Mr Campbell also said that he "did not remember" there ever being a serious proposal during the climactic talks at Castle Buildings in April 1998 to formally link prisoner releases with the decommissioning of paramilitary weapons. The prisoner releases required a great deal of what he called "constructive ambiguity" and "dancing around" the tensions between the parties.
Campbell also admitted that some of the American input into the peace process tended towards the "nostalgic", but that this was off-set by the fact that "Bill Clinton got it", as did the Canadian general, John de Chastelain, who too often "gets forgotten" in official accounts of the negotiations. Mr Campbell recalled asking de Chastelain at one point: "What is your life like at the moment?" referring to the general's myriad trips to various arms dumps in obscure locations at all hours of the day and night. Campbell said he was "like a Samuel Beckett character".
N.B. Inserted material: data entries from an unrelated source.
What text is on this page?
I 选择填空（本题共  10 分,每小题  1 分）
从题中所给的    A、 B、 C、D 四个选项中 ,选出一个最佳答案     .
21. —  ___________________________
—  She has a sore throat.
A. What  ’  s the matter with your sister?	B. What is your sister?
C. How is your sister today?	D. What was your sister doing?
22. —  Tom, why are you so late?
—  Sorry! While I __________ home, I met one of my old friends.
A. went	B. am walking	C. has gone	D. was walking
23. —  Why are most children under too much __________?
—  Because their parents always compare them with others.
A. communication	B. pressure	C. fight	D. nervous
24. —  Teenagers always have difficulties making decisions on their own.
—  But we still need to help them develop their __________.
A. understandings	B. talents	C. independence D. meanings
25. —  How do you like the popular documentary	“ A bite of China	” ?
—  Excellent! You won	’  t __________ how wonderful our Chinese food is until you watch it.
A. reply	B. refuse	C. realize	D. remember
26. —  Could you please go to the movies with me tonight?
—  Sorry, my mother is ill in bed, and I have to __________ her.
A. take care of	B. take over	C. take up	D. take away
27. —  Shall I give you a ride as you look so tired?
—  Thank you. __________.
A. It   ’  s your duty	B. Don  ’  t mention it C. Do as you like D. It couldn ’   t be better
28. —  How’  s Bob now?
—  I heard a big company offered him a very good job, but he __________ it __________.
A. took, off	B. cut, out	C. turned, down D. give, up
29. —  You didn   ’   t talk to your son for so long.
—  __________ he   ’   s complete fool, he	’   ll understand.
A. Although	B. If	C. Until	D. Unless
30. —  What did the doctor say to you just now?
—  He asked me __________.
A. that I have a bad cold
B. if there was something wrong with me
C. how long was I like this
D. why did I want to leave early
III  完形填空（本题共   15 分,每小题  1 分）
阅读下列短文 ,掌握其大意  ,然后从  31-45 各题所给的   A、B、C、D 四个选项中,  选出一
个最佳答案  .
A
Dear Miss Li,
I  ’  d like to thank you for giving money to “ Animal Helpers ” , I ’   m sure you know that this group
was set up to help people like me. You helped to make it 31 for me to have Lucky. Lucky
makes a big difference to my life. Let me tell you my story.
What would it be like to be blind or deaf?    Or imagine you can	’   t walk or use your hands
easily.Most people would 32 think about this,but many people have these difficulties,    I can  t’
When asked at the end to think of issues that the British
government could have handled better with the benefit of hindsight, Campell waskeen to defend the performance of the Blair operation after 1997.
"The objective," he said, "was to get a peace process going without violence." He felt at the end that this objective, if viewed in big-picture terms, had been "very largely met", not least because of the excellent personal chemistry between Ahern and Blair right up to 2007.